As pointed out in post #2, this is a geometry problem.

Imagine starting with your sphere and removing a section with radius 23cm.
What is the relation between the removed part and the whole sphere?

Doc Al
Mentor
Charge density = λ/area
What you need is charge density ρ = Q/volume.

How does the total volume (radius 34 cm) compare to the volume of the region (radius 23 cm)?

Set up a Ratio, $\frac{-38nc}{V_{1}}$=$\frac{Q_{2}}{V_{2}}$

Hi, whynot314.
I used the formular and this are my calculations:

q2 = -38 x 10^(-9)/4*pi*r(0.34)^2 = q2/(4*pi*r(0.23)^2

= -38 x 10^(-9)*4*pi*r(0.23)^2 /(4*pi*r(0.34)^2
= -2.293 x 10^(-9)
I dont know if this is right...

Dick
Homework Helper
Hi, whynot314.
I used the formular and this are my calculations:

q2 = -38 x 10^(-9)/4*pi*r(0.34)^2 = q2/(4*pi*r(0.23)^2

= -38 x 10^(-9)*4*pi*r(0.23)^2 /(4*pi*r(0.34)^2
= -2.293 x 10^(-9)
I dont know if this is right...

You should be using volumes, not surface areas.
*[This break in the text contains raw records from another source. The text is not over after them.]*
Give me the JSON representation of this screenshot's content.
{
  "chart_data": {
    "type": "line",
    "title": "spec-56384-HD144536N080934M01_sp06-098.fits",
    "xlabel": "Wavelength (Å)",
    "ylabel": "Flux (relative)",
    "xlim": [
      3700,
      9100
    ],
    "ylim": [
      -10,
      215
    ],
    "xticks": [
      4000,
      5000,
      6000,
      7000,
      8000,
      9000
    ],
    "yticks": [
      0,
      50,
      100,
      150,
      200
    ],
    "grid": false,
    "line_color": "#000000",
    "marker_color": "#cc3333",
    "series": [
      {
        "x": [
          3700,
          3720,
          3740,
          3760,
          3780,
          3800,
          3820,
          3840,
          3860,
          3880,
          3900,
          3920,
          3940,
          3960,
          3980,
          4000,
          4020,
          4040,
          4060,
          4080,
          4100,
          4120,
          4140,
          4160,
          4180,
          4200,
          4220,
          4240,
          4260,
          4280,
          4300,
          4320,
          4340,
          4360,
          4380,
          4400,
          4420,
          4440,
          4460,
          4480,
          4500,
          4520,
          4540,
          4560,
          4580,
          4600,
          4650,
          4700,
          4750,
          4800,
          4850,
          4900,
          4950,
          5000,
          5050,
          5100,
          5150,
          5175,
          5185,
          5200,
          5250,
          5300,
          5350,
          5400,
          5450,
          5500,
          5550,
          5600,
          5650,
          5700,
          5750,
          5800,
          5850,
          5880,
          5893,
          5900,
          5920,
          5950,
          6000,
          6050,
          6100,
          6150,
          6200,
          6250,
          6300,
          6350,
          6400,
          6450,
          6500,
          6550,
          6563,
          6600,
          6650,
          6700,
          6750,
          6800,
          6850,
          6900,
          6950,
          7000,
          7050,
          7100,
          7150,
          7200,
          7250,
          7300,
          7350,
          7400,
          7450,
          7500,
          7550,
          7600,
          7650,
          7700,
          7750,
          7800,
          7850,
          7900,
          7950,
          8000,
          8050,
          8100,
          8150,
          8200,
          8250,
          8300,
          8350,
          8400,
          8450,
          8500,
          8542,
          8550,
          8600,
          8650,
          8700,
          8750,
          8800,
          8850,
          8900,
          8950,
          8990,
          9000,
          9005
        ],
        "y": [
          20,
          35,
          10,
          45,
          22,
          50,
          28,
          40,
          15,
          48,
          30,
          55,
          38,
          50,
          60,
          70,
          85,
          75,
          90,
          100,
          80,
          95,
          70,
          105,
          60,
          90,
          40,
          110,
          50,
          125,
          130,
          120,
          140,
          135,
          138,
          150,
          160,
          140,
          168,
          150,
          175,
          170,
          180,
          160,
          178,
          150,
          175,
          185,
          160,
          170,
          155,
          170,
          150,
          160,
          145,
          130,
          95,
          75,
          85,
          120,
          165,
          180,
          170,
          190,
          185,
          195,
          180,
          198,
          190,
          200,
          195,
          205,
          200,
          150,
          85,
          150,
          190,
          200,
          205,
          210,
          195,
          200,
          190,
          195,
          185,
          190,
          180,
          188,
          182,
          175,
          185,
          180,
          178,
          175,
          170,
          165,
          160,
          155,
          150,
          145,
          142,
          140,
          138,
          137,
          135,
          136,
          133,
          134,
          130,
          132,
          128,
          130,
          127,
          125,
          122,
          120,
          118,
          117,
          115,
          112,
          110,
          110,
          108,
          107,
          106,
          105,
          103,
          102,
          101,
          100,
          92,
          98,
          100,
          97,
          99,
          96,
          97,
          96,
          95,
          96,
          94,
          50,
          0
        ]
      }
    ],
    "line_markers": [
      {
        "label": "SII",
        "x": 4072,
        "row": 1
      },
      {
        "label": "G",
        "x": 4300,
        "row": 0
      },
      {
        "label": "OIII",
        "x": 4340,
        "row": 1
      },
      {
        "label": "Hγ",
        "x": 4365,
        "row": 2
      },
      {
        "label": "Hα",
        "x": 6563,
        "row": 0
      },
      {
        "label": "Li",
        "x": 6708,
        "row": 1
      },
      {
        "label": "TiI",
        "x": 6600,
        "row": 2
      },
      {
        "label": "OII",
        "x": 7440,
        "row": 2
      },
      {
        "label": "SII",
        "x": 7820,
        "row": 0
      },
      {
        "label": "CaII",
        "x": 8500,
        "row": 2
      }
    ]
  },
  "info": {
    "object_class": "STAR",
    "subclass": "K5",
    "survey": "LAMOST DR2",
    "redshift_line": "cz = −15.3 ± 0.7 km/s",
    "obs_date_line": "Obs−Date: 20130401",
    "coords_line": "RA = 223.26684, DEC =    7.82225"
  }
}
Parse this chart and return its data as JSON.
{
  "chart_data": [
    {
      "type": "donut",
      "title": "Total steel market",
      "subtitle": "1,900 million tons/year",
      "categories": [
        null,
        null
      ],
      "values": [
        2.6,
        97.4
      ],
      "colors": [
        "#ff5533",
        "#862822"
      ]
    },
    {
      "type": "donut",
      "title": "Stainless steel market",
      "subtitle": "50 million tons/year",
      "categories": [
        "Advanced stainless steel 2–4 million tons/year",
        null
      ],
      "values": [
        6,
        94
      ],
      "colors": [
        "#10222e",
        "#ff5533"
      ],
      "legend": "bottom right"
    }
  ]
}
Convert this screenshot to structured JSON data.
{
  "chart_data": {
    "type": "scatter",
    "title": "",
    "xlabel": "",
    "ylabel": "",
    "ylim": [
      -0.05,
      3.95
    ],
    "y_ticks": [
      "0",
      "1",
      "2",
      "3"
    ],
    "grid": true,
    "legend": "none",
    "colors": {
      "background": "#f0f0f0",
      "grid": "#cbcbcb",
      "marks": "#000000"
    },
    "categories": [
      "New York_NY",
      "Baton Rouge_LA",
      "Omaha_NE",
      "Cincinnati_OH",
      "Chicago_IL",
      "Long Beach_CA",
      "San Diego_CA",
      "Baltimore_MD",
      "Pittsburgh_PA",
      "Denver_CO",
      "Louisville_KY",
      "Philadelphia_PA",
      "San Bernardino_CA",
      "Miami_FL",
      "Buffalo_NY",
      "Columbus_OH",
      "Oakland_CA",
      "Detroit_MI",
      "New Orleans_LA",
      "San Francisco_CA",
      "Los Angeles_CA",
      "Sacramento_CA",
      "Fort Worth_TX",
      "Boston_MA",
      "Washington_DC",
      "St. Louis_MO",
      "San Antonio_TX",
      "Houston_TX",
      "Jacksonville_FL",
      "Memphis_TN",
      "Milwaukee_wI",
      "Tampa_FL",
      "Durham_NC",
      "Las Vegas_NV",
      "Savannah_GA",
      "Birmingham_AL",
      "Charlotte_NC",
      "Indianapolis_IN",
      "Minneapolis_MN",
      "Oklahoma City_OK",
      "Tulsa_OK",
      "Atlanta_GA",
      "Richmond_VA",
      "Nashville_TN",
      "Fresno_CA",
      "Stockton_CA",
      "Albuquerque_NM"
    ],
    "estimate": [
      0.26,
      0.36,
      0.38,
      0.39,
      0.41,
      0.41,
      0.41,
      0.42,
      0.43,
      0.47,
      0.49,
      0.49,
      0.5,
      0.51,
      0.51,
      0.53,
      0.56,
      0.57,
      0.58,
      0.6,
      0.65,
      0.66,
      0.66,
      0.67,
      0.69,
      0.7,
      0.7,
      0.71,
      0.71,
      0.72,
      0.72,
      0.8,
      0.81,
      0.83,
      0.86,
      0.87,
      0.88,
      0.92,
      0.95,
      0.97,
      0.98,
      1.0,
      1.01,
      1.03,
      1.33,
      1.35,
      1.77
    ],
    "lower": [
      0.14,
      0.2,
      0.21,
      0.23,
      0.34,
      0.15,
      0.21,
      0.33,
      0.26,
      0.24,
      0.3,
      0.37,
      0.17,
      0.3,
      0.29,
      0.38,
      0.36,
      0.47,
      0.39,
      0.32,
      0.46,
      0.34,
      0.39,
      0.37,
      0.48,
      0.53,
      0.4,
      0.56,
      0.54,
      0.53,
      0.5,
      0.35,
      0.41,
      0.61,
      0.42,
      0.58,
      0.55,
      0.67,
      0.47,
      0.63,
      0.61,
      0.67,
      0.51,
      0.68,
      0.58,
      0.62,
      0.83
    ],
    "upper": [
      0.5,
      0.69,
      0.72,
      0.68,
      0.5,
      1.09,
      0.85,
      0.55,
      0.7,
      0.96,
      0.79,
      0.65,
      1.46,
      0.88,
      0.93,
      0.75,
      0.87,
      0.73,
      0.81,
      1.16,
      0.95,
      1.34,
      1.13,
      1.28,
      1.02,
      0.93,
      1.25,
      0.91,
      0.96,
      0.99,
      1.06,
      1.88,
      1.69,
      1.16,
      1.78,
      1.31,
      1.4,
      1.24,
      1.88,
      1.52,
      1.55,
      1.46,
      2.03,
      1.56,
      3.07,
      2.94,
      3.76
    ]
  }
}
This isn't a Gauss' law problem. It's a charge density problem. The volume of a sphere of radius r is (4/3)pi*r^3. But even using area the numbers still don't come out the way you say they do.

Last edited:
Hi, whynot314,
Thanks a lot! You are the best.

Hi, whynot314,
I got it now.

I am studying this stuff right now to so this problem helped me as well.

wow. That's awesome!